China.
LAURETTE MESSIMY.


We now come to a quite modern class of perpetual flowering roses, which is as yet too little known, except among those ardent rose-growers who keep closely in touch with the marvels of modern hybridization. And this special race is indeed one of its most extraordinary results. For

The Dwarf Polyantha Roses, R. Multiflora,

are derived from the summer flowering, climbing Multiflora, and in them we get a first cousin of, say, Crimson Rambler, so dwarf as to make a charming two-feet high edging to an ordinary rose-bed, and so thoroughly perpetual, that from May to December it is thickly covered with its hundreds of miniature flowers in clusters. How these tiny roses, which remind one of the "Fairy Rose" of long-ago nursery days, came into being is not exactly known. But they were evidently the result of crossings with the Tea rose strain. M. J. B. Guillot developed the first, Ma Paquerrette, pure white, flowering in large bunches, in 1875. In 1879, Rambaux followed with the charming Anna Maria de Montravel, one of the best known of the class. The next year Ducher brought out the lovely Cecile Brunner, blush, shaded pink, and the race was fully recognized. Since then nearly every year has seen fresh varieties; and the charming little plants are growing in favour.
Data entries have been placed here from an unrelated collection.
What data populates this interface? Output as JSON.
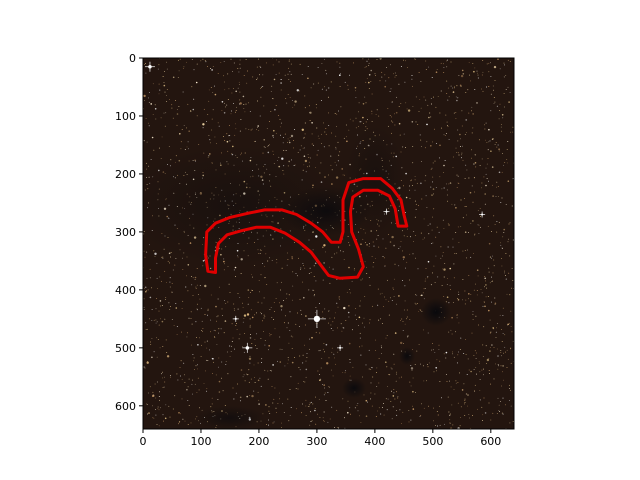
{
  "figure": {
    "background": "#ffffff",
    "image_description_colors": {
      "sky_dark": "#1c1010",
      "star_warm": "#e8c88a",
      "star_white": "#ffffff"
    },
    "contour_color": "#e00000"
  },
  "axes": {
    "x_ticks": [
      "0",
      "100",
      "200",
      "300",
      "400",
      "500",
      "600"
    ],
    "y_ticks": [
      "0",
      "100",
      "200",
      "300",
      "400",
      "500",
      "600"
    ],
    "x_range": [
      0,
      640
    ],
    "y_range": [
      640,
      0
    ]
  },
  "annotation": {
    "type": "closed-contour",
    "units": "image-pixels",
    "path_points": [
      [
        110,
        300
      ],
      [
        125,
        285
      ],
      [
        150,
        275
      ],
      [
        180,
        268
      ],
      [
        210,
        262
      ],
      [
        240,
        262
      ],
      [
        265,
        270
      ],
      [
        290,
        285
      ],
      [
        310,
        300
      ],
      [
        325,
        318
      ],
      [
        340,
        318
      ],
      [
        345,
        300
      ],
      [
        345,
        245
      ],
      [
        355,
        215
      ],
      [
        380,
        208
      ],
      [
        410,
        208
      ],
      [
        430,
        225
      ],
      [
        445,
        245
      ],
      [
        450,
        270
      ],
      [
        455,
        290
      ],
      [
        440,
        290
      ],
      [
        435,
        260
      ],
      [
        425,
        238
      ],
      [
        405,
        228
      ],
      [
        380,
        228
      ],
      [
        362,
        240
      ],
      [
        358,
        265
      ],
      [
        360,
        300
      ],
      [
        372,
        330
      ],
      [
        380,
        360
      ],
      [
        370,
        378
      ],
      [
        340,
        380
      ],
      [
        320,
        375
      ],
      [
        305,
        355
      ],
      [
        290,
        335
      ],
      [
        270,
        318
      ],
      [
        245,
        302
      ],
      [
        220,
        292
      ],
      [
        195,
        292
      ],
      [
        170,
        298
      ],
      [
        145,
        305
      ],
      [
        130,
        320
      ],
      [
        125,
        345
      ],
      [
        125,
        370
      ],
      [
        112,
        368
      ],
      [
        108,
        340
      ]
    ]
  }
}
These roses may be roughly divided into two classes: one showing the Polyantha blood very strongly; the other the Tea blood.
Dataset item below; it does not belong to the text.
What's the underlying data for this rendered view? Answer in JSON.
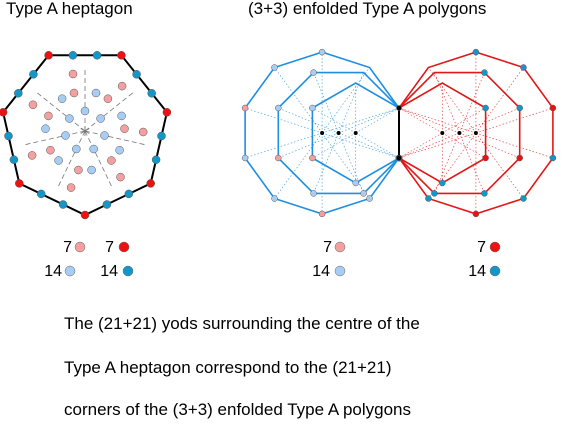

In the first, the flowers, whether double or single, are borne in dense upright clusters, after the manner of the true Multiflora. Some of the best of these are Gloire des Polyantha; Schneewittchen; the fine Mme. N. Levavasseur, really a miniature Crimson Rambler; the even more attractive Mrs. W. H. Cutbush, a bright pink Crimson Rambler; and the exquisite little Baby Dorothy, which has created such a sensation as a pot plant since it was shown in the spring of 1907. These are all admirably fitted for planting in masses. In the famous Pépinière, or Public Gardens of Nancy, beds of Madame N. Levavasseur last autumn (1907) were remarkably effective. In one the ground was thickly covered among the plants with a very dwarf grey-blue Ageratum; and the effect of the erect crimson clusters of the rose over the soft grey flowers was most striking; while another bed of the same rose was edged with a dwarf bronze-foliaged fibrous Begonia. Even more charming was a whole bed of Mrs. W. H. Cutbush, which I saw in MM. Soupert et Notting's garden at Luxembourg, the rich rosy colour being much finer.